Monday, October 12, 2015

Leon the Huguenot muses briefly on the days when television journalists were less educated.

Raw sewerage

Many years ago, while partly slumbering through a news broadcast from a commercial television station, my attention was suddenly drawn by the reportage of a Murray Flood.  The breathless female narrator, rightly impressed by the scale of disaster that had overtaken one particular town, said that large quantities of raw sewerage had been washed into the Murray

I watched with rapt attention, thinking I would see long lengths of earthenware and PVC pipe being swept along by the torrent (well, the earthenware pipe would have gone straight to the bottom).  I wondered just what raw sewerage could look like; would it appear like a newly extruded pipe from the factory?            

The video of the flood (almost always called inundation in television parlance) zoomed in on the water – no pipes there. There was just sewage with just a glimpse of a set of false teeth which, according to a universal law, always accompanies sewage.
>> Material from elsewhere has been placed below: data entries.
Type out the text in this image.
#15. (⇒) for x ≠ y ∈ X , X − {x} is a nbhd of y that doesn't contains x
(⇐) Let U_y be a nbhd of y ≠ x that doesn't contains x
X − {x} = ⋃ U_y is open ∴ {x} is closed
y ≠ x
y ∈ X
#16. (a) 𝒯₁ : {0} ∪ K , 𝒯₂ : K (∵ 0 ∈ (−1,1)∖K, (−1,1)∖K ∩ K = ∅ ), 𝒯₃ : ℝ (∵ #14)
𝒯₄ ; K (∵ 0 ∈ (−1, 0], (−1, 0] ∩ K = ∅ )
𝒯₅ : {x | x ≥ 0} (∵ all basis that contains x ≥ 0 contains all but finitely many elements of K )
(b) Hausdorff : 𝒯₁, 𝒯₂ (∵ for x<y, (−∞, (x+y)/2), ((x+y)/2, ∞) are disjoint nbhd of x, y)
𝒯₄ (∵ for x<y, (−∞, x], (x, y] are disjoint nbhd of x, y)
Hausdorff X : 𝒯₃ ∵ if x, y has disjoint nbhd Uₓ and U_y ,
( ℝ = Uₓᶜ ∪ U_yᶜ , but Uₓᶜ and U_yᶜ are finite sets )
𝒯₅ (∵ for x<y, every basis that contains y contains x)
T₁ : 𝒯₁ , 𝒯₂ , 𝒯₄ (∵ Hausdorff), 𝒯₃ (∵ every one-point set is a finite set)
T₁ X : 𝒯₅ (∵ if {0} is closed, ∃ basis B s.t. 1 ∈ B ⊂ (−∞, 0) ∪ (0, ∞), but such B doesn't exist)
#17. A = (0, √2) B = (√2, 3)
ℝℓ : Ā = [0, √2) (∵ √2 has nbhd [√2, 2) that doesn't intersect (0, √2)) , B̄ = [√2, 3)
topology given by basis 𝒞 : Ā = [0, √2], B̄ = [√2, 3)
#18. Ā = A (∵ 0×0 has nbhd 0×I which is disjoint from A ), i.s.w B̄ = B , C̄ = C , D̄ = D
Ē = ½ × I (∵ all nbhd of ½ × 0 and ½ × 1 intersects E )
If you don’t believe this, asked the local sanitary people how many sets of false teeth mysteriously transmigrate through their pipes every year.  This is population movement of epic proportions – akin to the diaspora of Huguenots in the sixteenth century.

So the commentator had confused sewerage with sewage (the singer not the song?).  This was in the dark days before commercial television stations required all their commentators to have advanced degrees in grammar, writing and semantics.  Now, of course, even the most basic football commentary is given in perfect, grammatical English; well, that was the intention.

Now, of course, no commentator would confuse sewage and sewerage; the very thought is laughable. Thank heavens for first-rate public education.